The database management industry is worth $55 bn according to a recent Gartner report, and its importance is growing in particular as more platforms specialize in very large scale data management in cloud platforms. At the core of database management systems (DBMS)’s success lie declarativeness and its twin, automatic performance-oriented optimization. This has enabled users to specify what computation they want executed over the data, not how to execute it. Instead, a dedicated DBMS module called query optimizer enumerates alternative evaluation methods and, with a help of a computational cost model, selects the one estimated to be the more efficient.
For data stored in relational tables, optimizers have, since 1970, helped launch a booming industry, whose products are at work several times in the average day of everyone in a modern society. More recently, novel systems, in particular the so-called NoSQL stores, were developed, each with specific performance advantages, and going beyond tabular data to XML or JSON documents, key-value stores etc. In parallel, the developing interest in machine learning on Big Data has lead to hybrid workloads, which mix database-style queries (fundamentally, logical formulas) and ML-specific operations (complex matrix computations). These developments have complexified the landscape of modern Big Data management and the life of developers, since computations split across systems are often executed “as-such” and do not benefit from automatic optimization.

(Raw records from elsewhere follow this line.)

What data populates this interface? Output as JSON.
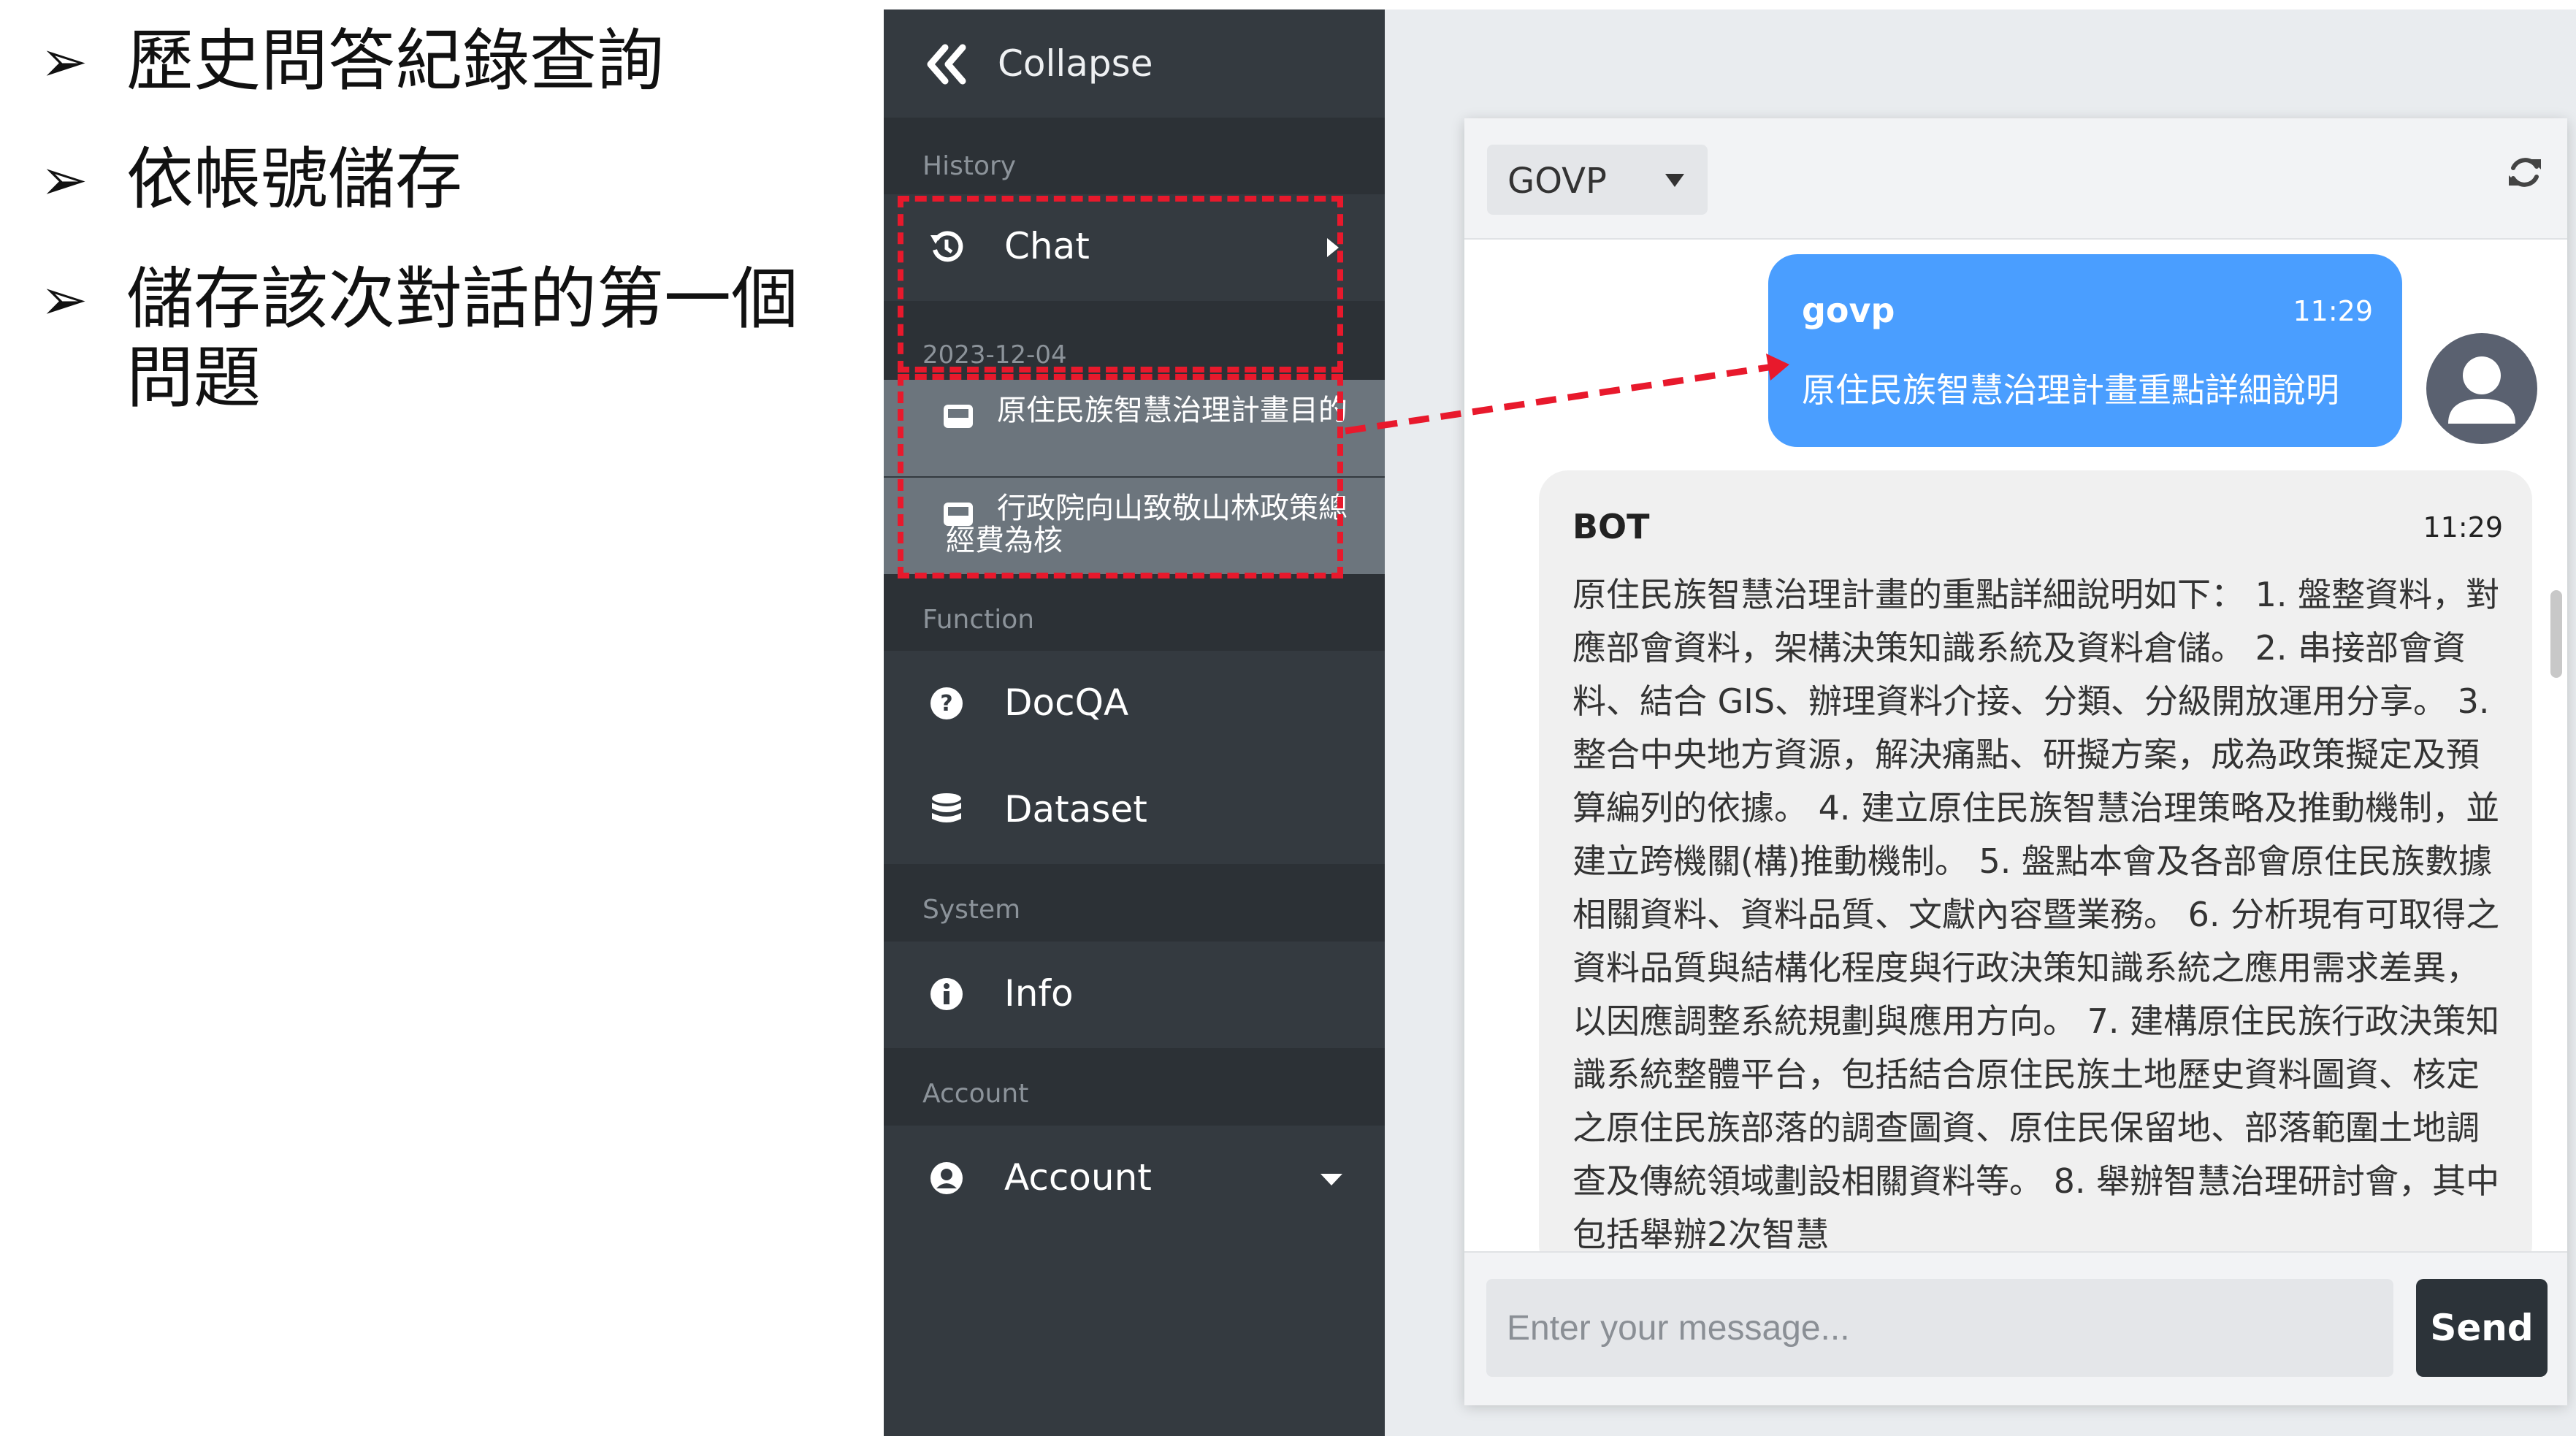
{
  "slide": {
    "bullets": [
      {
        "marker": "➢",
        "text": "歷史問答紀錄查詢"
      },
      {
        "marker": "➢",
        "text": "依帳號儲存"
      },
      {
        "marker": "➢",
        "text": "儲存該次對話的第一個問題"
      }
    ]
  },
  "sidebar": {
    "collapse_label": "Collapse",
    "sections": {
      "history": "History",
      "function": "Function",
      "system": "System",
      "account": "Account"
    },
    "chat_label": "Chat",
    "history_date": "2023-12-04",
    "history_items": [
      {
        "label": "原住民族智慧治理計畫目的",
        "icon": "inbox-icon"
      },
      {
        "label": "行政院向山致敬山林政策總經費為核",
        "icon": "inbox-icon"
      }
    ],
    "function_items": [
      {
        "label": "DocQA",
        "icon": "question-circle-icon"
      },
      {
        "label": "Dataset",
        "icon": "database-icon"
      }
    ],
    "system_items": [
      {
        "label": "Info",
        "icon": "info-circle-icon"
      }
    ],
    "account_label": "Account"
  },
  "chat": {
    "model": "GOVP",
    "user_message": {
      "name": "govp",
      "time": "11:29",
      "text": "原住民族智慧治理計畫重點詳細說明"
    },
    "bot_message": {
      "name": "BOT",
      "time": "11:29",
      "text": "原住民族智慧治理計畫的重點詳細說明如下： 1. 盤整資料，對應部會資料，架構決策知識系統及資料倉儲。 2. 串接部會資料、結合 GIS、辦理資料介接、分類、分級開放運用分享。 3. 整合中央地方資源，解決痛點、研擬方案，成為政策擬定及預算編列的依據。 4. 建立原住民族智慧治理策略及推動機制，並建立跨機關(構)推動機制。 5. 盤點本會及各部會原住民族數據相關資料、資料品質、文獻內容暨業務。 6. 分析現有可取得之資料品質與結構化程度與行政決策知識系統之應用需求差異，以因應調整系統規劃與應用方向。 7. 建構原住民族行政決策知識系統整體平台，包括結合原住民族土地歷史資料圖資、核定之原住民族部落的調查圖資、原住民保留地、部落範圍土地調查及傳統領域劃設相關資料等。 8. 舉辦智慧治理研討會，其中包括舉辦2次智慧"
    },
    "input_placeholder": "Enter your message...",
    "send_label": "Send"
  },
  "colors": {
    "sidebar_bg": "#343a40",
    "highlight": "#e8192c",
    "user_bubble": "#4a9eff",
    "send_button": "#2c3339"
  }
}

I will describe Estocada, a project started in 2016 with the purpose of providing a unified optimization framework (a) for queries specified across a large variety of data models, and (b) for workloads mixing queries with ML computations. At the heart of Estocada lies an old powerful tool in database research, namely the chase. I will explain Estocada’s approach for uniformly modeling heterogeneous data models, including numerical matrices, in a relational model with constraints, and how it leverages a modern variant of the chase to automatically rewrite computations spanning across heterogeneous data models and across systems such as Spark, SystemML, TensorFlow and SparkSQL, as well as relational databases an document stores such as MongoDB.
This is joint work with: Rana Al-Otaibi (UCSD), Damian Bursztyn (Inria), Bogdan Cautis (U. Paris-Saclay), Alin Deutsch (UCSD), Stamatis Zampetakis (Inria).